I was talking to my close friend this week and this egg donor situation and what it was like to choose a donor and she got a little testy with me. She kept pressing me about the fact that it wasn't important who the donor was and that it was only important how we raised our child. That education didn't matter. I tried to explain that I know that but since I have to chose some one, why not chose some one who has a college degree (like I do). She was really rankled by the whole discussion and it was a bit disconcerting to me.
Then yesterday she called me and told me that she had been thinking about our talk and trying to figure out what was going on for her and she decided that she didn't like it that I referred to the egg donor as the "bio mom". She's a mother of three herself and one of hers is adopted. She felt strongly that the egg donor is not a "mom" in any sense - that I will carry the child and give birth to the child so it is very different from a birth mother.
She compared it to a sperm donor and asked if people refer to the sperm donor as the "bio dad". I guess they don't.

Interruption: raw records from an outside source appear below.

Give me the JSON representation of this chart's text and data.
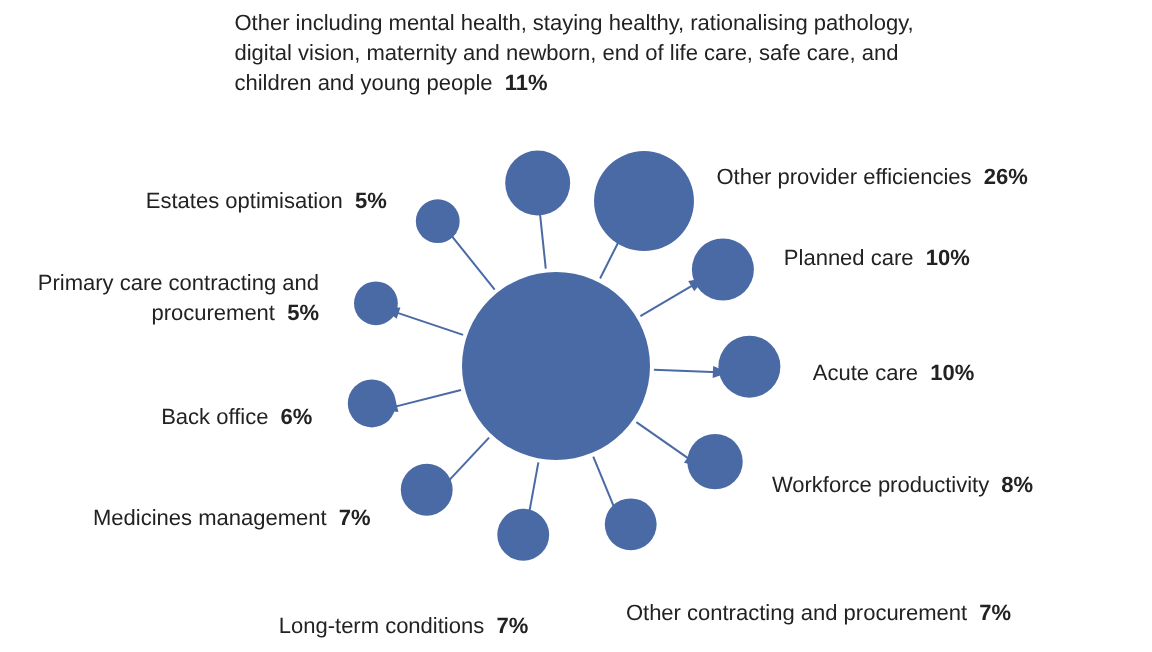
{
  "chart_data": {
    "type": "other",
    "color": "#4a6aa5",
    "categories": [
      "Other including mental health, staying healthy, rationalising pathology, digital vision, maternity and newborn, end of life care, safe care, and children and young people",
      "Other provider efficiencies",
      "Planned care",
      "Acute care",
      "Workforce productivity",
      "Other contracting and procurement",
      "Long-term conditions",
      "Medicines management",
      "Back office",
      "Primary care contracting and procurement",
      "Estates optimisation"
    ],
    "values": [
      11,
      26,
      10,
      10,
      8,
      7,
      7,
      7,
      6,
      5,
      5
    ],
    "value_labels": [
      "11%",
      "26%",
      "10%",
      "10%",
      "8%",
      "7%",
      "7%",
      "7%",
      "6%",
      "5%",
      "5%"
    ]
  }
}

I guess I'm confused as to what role, symbolic or otherwise, the egg donor will play in the child's life (assuming a child comes from this). Will the child think of that person and wonder what she is like or will the child think not too much about her at all?
I am aware that as people become young adults, identity becomes a major focus in their lives. I worry most of all about that time period for a child.
How different is a egg donor from a birth mother? Do people call surrogates birth mothers? Any thoughts?